Selective college admissions are fundamentally a question of tradeoffs: given capacity, admitting one student means rejecting another. However, despite numerous changes in admissions policies, including changes in the ability of states to use affirmative action in admissions, a key unresolved question is how changes in admissions policies affect the students who gain or lose spots at particular universities as a result.

In Winners and Losers? The Effect of Gaining and Losing Access to Selective Colleges on Education and Labor Market Outcomes (NBER Working Paper 26821), Sandra E. Black, Jeffrey T. Denning, and Jesse Rothstein explore the effects of attending an elite institution on both those who are newly admitted and those who are pushed out by the introduction of the Texas Top 10 Percent rule.

In 1997, Texas established the Texas Top 10 Percent (TTP) rule after the state’s affirmative action program was struck down by a court ruling. Under the rule, any Texas students in the top 10 percent of their high school class were guaranteed admission to any of the state’s public universities, including the University of Texas at Austin, the system’s prestigious flagship. The researchers analyze how this policy change affected educational and labor market outcomes for two different groups of students that graduated from high school between 1998 and 2002: those “pulled in” to UT Austin by the policy — students who could attend UT Austin as a result of the policy, but would not have been likely to do so in the absence of the policy — and those “pushed out” — students who were not admitted but could have been before TTP.

The researchers first compared the demographics of the two groups. Proponents of TTP suggested that the pulled-in group would consist of high-performing students from schools that historically had not sent many graduates to UT Austin. Indeed, the pulled-in students had higher test scores and had taken more AP classes than pushed out ones. The pulled-in group also was more racially diverse and from lower-performing schools with higher shares of minority and low-income students.

The TTP rule had meaningful positive effects on pulled-in students, who were about 6.6 percentage points more likely to attend a public four-year college in the state and 5.3 percentage points more likely to attend UT Austin after TTP came into force. These students attended better colleges in general, as measured by average graduation rates and peer quality; they were about 3.7 percentage points more likely to graduate from a four-year college in Texas, and were 3.9 percentage points more likely to graduate from UT Austin. Pulled-in students also enjoyed higher earnings 9 to 11 years after high school graduation. The researchers conclude that their results “are…consistent with well-prepared students from poorer high schools benefiting from attending higher quality colleges.”

Among pushed-out students, the TTP change resulted in a 3.7 percentage point decline in the likelihood of attending UT Austin and an increased likelihood of attending another four-year school or community college in Texas.

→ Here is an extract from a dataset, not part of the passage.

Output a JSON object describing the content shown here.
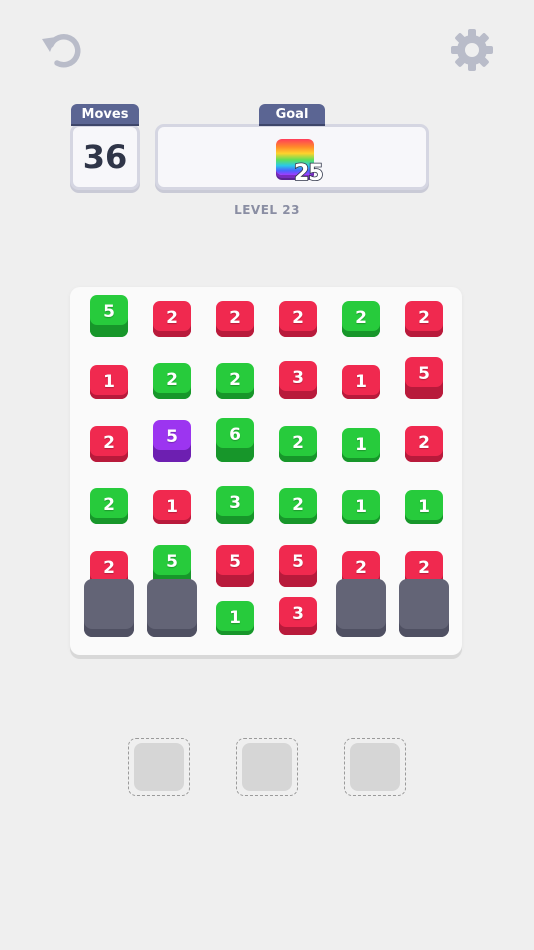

The policy did not lead to significant changes in overall college enrollment rates for these students, although they attended less selective schools as a result of the TTP rule. This did not appear to significantly reduce either four-year college graduation rates or earnings nearly a decade after graduation for these students.

The researchers conclude that their “results are consistent with college selectivity mattering for students from disadvantaged schools but not mattering for students from more advantaged schools…These different effects may be driven by peers, mentors, or parents who can help insulate students displaced from selective institutions.”